Caroline Naiara Vieira Chaves Pinto[i]
Fernando Dório Anastácio[ii]
RESUMO
Este artigo tem como objetivo apresentar uma análise da compulsão como um mecanismo que surge para tamponar algum sofrimento ou angústia, bem como entender, a partir do estudo de um caso clínico, como os fenômenos presentes em uma vivência ritualizada são experienciadas pelo cliente. Para isso, utiliza-se como fundamentação teórica a Psicologia Existencial-fenomenológica.
Palavras-chave: Psicologia existencial; Compulsão; Sofrimento.
INTRODUÇÃO
A Psicologia Existencial considera, de acordo com Romero (2001), que o homem é um ser livre, que sempre tem a possibilidade de escolher, considerando os determinantes e as limitações. Ou seja, é uma liberdade de escolha dentre as opções que lhe são possíveis, incluindo o “não escolher”. Essa filosofia de liberdade convoca o homem à responsabilidade, pois cada indivíduo deve se responsabilizar pelas opções feitas e pelas consequências advindas dessas. Ainda de acordo com o mesmo autor, a psicologia existencial coloca a existência como prioridade em relação e essência, por entender que a visão essencialista pode rotular a pessoa, considerando que seus traços são determinantes e apontam para um diagnóstico categórico, que tende a enquadrar o indivíduo. Já o olhar existencialista acredita que é por meio da existência que o sujeito pode se construir. Os traços podem ser considerados coadjuvantes e suas potencialidades podem, ou não, ser desenvolvidas. Assim, o homem se configura aqui como um ser de possibilidades, responsável por suas escolhas e por sua construção no mundo. Os fenômenos que envolvem esse projeto vital devem ser considerados como parte da existência de cada indivíduo. “A Psicoterapia Existencial é fundamentalmente um modo prático de investigar a existência humana concreta, a fim de conhecê-la, compreendê-la e torná-la mais produtiva e satisfatória […]” (RUDIO, 2001, p. 88).
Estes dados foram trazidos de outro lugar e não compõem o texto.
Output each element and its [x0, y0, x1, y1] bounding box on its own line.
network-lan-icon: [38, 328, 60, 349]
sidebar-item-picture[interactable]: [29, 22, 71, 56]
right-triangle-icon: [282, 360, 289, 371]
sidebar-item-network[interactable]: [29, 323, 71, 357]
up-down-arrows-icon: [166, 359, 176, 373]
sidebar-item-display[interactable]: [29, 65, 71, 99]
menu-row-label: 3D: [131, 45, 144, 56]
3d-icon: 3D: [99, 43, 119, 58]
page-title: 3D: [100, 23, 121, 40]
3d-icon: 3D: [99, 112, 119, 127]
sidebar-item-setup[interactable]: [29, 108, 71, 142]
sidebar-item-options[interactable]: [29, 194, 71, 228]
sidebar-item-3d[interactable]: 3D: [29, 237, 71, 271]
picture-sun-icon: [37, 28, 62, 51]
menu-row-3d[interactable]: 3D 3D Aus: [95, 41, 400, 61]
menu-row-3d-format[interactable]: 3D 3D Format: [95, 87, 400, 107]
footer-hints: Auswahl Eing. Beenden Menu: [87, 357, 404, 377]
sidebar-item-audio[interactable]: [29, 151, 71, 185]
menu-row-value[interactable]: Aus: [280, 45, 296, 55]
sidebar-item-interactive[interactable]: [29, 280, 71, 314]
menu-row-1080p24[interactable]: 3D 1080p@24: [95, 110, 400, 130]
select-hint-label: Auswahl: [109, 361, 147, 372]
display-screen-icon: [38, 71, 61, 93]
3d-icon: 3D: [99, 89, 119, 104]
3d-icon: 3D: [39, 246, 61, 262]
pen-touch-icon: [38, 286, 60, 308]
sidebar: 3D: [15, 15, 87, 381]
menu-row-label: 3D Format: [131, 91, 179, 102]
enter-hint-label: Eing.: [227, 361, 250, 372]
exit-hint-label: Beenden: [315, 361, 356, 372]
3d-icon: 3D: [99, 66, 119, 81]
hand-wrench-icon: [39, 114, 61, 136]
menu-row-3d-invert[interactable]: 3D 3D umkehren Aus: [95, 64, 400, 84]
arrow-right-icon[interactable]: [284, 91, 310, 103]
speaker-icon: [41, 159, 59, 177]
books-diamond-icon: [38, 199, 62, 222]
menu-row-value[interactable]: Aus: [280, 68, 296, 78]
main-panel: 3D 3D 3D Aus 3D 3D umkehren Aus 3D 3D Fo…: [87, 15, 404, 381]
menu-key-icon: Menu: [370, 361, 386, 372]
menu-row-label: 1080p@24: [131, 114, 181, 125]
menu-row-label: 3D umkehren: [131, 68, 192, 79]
Diante disso, a Psicologia Existencial pode adotar o método fenomenológico para o processo psicoterapêutico. Esse método é caracterizado, de acordo com Rudio (2001), pela observação e compreensão do fenômeno vivido pelo cliente. “[…] é o mais apropriado para analisar e caracterizar a existência humana no que ela tem de mais original, como aquilo que nos afeta, nos compromete e nos incumbe de um modo inexorável […]” (ROMERO, 2001, p. 50). Os fenômenos falam por si só e mostram a forma como o sujeito vivencia suas experiências. No entanto, não implica na explicação ou interpretação da conduta ou da expressão de uma pessoa. Cabe ao indivíduo buscar o sentido para suas vivências. Deve-se compreender o fenômeno, o que para Privat (1992), significa perceber a intenção dele.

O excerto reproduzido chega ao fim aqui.